The op was glad he went to 600 though. I had no idea sealer would even adhere to 600 because generally the epoxy itself is stated to be top coated over 180 without reducer.
I didn't realize reducer makes that much difference.

Now that I know...when I think about it. Epoxy is stickier than base coat in sealer form......it is as thin as base coat. It's even described as the first base coat. If base coat with adhere to 600. Epoxy will definitely adhere to it in thinned out form

That being said it makes sense that it would adhere to 600 grit scratches. With the little extra effort it takes to go to 600 I think I'm going to go that route just to be safe. I'm painting solid black and I don't want to see scratches.

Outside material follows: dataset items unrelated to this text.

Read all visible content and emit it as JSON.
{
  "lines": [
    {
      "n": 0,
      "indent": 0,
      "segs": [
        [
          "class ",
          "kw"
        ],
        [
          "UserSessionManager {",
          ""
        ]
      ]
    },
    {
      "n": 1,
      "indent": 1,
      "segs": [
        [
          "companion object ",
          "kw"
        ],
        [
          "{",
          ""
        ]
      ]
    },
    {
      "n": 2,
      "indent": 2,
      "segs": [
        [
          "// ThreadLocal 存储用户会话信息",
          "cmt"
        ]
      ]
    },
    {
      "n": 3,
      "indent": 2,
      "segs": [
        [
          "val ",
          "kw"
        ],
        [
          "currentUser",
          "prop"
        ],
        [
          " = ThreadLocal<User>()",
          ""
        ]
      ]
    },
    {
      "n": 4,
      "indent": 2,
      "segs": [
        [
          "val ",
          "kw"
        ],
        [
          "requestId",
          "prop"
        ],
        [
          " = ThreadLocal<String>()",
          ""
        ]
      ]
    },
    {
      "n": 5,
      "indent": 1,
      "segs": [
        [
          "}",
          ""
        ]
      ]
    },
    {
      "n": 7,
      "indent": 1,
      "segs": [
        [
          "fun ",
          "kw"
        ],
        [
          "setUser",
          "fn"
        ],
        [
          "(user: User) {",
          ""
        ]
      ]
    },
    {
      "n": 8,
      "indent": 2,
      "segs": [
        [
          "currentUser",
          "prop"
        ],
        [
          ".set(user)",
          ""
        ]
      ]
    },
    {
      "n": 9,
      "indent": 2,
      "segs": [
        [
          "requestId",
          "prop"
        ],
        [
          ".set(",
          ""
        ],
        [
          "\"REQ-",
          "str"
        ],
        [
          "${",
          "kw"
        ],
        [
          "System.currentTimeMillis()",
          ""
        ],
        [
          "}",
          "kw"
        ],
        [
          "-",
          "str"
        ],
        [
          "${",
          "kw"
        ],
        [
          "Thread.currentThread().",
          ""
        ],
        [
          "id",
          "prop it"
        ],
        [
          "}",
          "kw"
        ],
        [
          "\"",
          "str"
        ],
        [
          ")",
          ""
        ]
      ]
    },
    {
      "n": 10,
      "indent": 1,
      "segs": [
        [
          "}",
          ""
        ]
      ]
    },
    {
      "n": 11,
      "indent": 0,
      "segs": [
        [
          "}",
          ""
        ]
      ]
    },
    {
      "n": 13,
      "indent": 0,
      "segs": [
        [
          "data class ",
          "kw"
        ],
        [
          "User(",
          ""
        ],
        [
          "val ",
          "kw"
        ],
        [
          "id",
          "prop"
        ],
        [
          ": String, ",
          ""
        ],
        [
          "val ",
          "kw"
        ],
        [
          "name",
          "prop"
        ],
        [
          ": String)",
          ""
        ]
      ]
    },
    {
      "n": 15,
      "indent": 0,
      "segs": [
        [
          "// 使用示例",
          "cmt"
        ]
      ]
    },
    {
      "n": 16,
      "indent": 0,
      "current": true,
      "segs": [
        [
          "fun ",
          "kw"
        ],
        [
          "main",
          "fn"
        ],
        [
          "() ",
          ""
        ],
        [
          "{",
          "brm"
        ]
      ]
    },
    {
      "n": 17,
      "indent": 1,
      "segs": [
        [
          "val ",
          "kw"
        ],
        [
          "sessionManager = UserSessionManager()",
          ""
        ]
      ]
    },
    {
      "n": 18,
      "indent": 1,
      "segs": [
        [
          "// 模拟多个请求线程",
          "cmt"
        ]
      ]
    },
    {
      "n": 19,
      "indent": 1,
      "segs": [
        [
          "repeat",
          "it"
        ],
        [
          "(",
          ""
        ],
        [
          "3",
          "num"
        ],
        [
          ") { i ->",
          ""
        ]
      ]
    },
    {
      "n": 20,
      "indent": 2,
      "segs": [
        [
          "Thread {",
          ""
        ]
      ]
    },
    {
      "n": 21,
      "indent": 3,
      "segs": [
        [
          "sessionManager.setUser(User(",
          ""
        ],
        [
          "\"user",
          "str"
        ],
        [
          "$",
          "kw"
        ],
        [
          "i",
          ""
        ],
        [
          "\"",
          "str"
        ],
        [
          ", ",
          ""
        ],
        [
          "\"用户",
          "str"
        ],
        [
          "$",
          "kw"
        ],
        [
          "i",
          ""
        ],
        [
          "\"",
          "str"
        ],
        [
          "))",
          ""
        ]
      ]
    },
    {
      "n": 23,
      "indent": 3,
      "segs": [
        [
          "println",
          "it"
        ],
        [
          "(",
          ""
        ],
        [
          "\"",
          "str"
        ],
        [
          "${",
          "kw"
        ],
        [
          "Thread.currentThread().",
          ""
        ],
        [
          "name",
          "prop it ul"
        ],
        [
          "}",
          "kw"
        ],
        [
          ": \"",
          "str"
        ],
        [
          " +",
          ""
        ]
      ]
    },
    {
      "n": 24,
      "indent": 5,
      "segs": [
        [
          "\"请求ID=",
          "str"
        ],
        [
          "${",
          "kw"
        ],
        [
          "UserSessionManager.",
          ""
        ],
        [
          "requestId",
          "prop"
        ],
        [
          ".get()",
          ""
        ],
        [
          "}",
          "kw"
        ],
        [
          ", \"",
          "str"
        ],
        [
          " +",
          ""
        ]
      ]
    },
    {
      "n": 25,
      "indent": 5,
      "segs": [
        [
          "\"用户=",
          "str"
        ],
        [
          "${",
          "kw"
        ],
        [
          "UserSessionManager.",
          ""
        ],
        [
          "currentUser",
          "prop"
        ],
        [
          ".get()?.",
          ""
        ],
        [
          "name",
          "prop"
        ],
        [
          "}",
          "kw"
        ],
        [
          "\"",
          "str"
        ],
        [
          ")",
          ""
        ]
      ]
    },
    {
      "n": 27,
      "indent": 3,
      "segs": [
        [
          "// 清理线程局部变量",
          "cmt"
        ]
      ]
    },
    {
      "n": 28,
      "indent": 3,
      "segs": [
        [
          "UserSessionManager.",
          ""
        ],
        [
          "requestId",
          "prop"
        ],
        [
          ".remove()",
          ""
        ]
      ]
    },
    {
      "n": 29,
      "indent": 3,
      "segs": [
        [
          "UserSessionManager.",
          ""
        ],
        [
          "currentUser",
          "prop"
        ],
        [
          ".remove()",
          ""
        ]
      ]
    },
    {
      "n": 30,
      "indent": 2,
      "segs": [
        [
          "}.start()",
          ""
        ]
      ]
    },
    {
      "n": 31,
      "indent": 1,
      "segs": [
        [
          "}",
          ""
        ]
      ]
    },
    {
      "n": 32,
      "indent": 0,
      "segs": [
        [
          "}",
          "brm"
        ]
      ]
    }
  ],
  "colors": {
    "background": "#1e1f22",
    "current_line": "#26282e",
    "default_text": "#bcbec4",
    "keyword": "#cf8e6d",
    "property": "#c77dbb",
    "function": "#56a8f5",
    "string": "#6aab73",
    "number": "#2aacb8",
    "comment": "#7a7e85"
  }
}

With being new to this level of painting. I'm learning what you don't know can cost you big
 
With solid colors you can get away with coarser grits, even if you spray your base and see scratches showing through they will disappear once the clear is on. Metallics and pearls highlight texture irregularities because they reflect light and they'll do this at different angles over uneven surfaces (scratches). Hope that makes sense. You can do yourself a simple test panel, sand one area with 220, one with 320, one with 400, 600... seal it and you'll see the scratches show through the sealer on the coarser grits, apply black basecoat and they'll still be showing on the coarser grits, apply 2-3 coats of clear and they will all disappear until the clear cures up and shrinks and then you'll likely see scratches showing up in the 220 grit area. Do the same test with a metallic or pearl and scratches will be showing down at the level of the basecoat forever on any surfaces that weren't smooth when the base went on.
 
I see also talk of wet sanding the sealer or even wet sanding the high build before base coating with metallics.

I was under the impression that wet sanding put in deeper scratches than dry because it's cleaner and stays sharper

Wouldn't wet sanding with 600 put a 400g finish on it and show the scratches?